In the early stages of colorectal cancer there are typically no symptoms. Therefore, the American Cancer Society (ACS) recommends beginning screening average-risk asymptomatic people for colorectal cancer at the age of 50. According to the ACS guidelines, men and women should follow one of the examination schedules below:
·         A fecal occult blood test (FOBT) every year
·         A flexible sigmoidoscopy (FSIG) every five years
·         Annual fecal occult blood test and flexible sigmoidoscopy every five years
·         A double-contrast barium enema every five years
·         A colonoscopy every 10 years
Since these guidelines were last updated by the ACS, studies demonstrating the superiority of colonoscopy over FSIG were published (77, 78). These studies demonstrated that 66% of men with advanced neoplasia and only 35% of women with advanced lesions would have their disease identified by FSIG alone.   Therefore, a screening strategy that includes colonoscopy every 10 years is the most effective way to identify early-stage colorectal cancer (77, 78).
The chart in Table 4 lists the types of diagnostic studies and tests that are performed for detecting colon cancer.
Table 4

Diagnostic Studies- Laboratory Tests
·         Fecal occult blood test (FOBT)
·         Liver Function Tests (LFT)
·        Carcinoembryonic Antigen (CEA)
Diagnostic Studies – Imaging
·         Barium Enema
·         Small Bowel Series
·         Chest X-ray
·         Imaging, Abdomen/pelvis
·         Imaging, Liver/Spleen
·         Imaging, Brain
·         Imaging, Bone
Diagnostic Studies – Tumor Markers
·         CEA
·         Ca19
·         Ca195
Diagnostic Studies – Procedures
·         Flexible sigmoidoscopy
·         Colonoscopy
·         Digital Rectal Exam
·         (DRE)
·         Cystoscopy

After initial testing has been performed, such as the laboratory tests and tumor marker tests, those with abnormal findings, other imaging studies, and/or endoscopies, may be performed.

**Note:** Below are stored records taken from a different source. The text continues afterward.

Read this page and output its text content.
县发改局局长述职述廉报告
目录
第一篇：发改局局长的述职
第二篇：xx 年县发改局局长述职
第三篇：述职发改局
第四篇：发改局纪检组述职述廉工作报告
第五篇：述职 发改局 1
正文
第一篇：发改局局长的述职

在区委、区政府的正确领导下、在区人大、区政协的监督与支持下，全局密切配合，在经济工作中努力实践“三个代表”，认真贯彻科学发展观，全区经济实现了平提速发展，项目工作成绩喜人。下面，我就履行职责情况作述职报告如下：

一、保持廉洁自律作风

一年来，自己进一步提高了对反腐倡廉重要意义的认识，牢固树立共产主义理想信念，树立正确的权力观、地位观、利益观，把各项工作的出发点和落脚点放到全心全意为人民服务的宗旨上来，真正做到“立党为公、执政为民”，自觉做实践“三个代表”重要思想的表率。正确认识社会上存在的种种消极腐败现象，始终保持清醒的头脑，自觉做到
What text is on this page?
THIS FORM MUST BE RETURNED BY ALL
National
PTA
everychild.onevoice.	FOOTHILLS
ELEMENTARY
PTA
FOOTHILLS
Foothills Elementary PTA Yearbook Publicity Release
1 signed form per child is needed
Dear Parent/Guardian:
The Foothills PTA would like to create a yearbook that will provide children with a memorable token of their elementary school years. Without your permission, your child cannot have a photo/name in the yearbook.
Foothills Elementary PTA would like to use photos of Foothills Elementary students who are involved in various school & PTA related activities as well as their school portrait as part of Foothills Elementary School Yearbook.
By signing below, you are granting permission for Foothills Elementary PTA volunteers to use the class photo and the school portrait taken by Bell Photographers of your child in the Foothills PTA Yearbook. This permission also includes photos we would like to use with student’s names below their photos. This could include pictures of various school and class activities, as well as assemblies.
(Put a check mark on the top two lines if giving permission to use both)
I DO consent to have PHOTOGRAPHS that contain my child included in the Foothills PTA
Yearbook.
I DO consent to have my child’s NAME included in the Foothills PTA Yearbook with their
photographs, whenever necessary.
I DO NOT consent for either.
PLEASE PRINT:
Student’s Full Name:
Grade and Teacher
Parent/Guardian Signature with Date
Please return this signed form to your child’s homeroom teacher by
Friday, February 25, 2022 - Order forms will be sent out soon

Comprehensive Cancer Control Plan

The Cherokee Nation Comprehensive Cancer Control (CNCCC) Project assists in the development of networks and collaboration that produce an infrastructure for a comprehensive approach to cancer within the Cherokee Nation. Since 2003, coalition members and partners have come together to discuss the burden of cancer in Cherokee Nation. Coalition members and partners include local, regional, state and national representatives committed to identifying areas of cancer concern, planning interventions, prioritizing greatest areas of identified need, and then implementing identified strategies and/or providing needed resources. This is the second edition of the Cherokee Nation Comprehensive Cancer Control Plan and will serve, like the first, as an information resource for health care professionals and community members, as well as a tool for the Cherokee Nation Comprehensive Cancer Control Coalition and its respective entities. The coalition is committed to the process of enhancing infrastructure for comprehensive cancer control in the Cherokee Nation with the ultimate goal of reducing morbidity and mortality among the Cherokee community.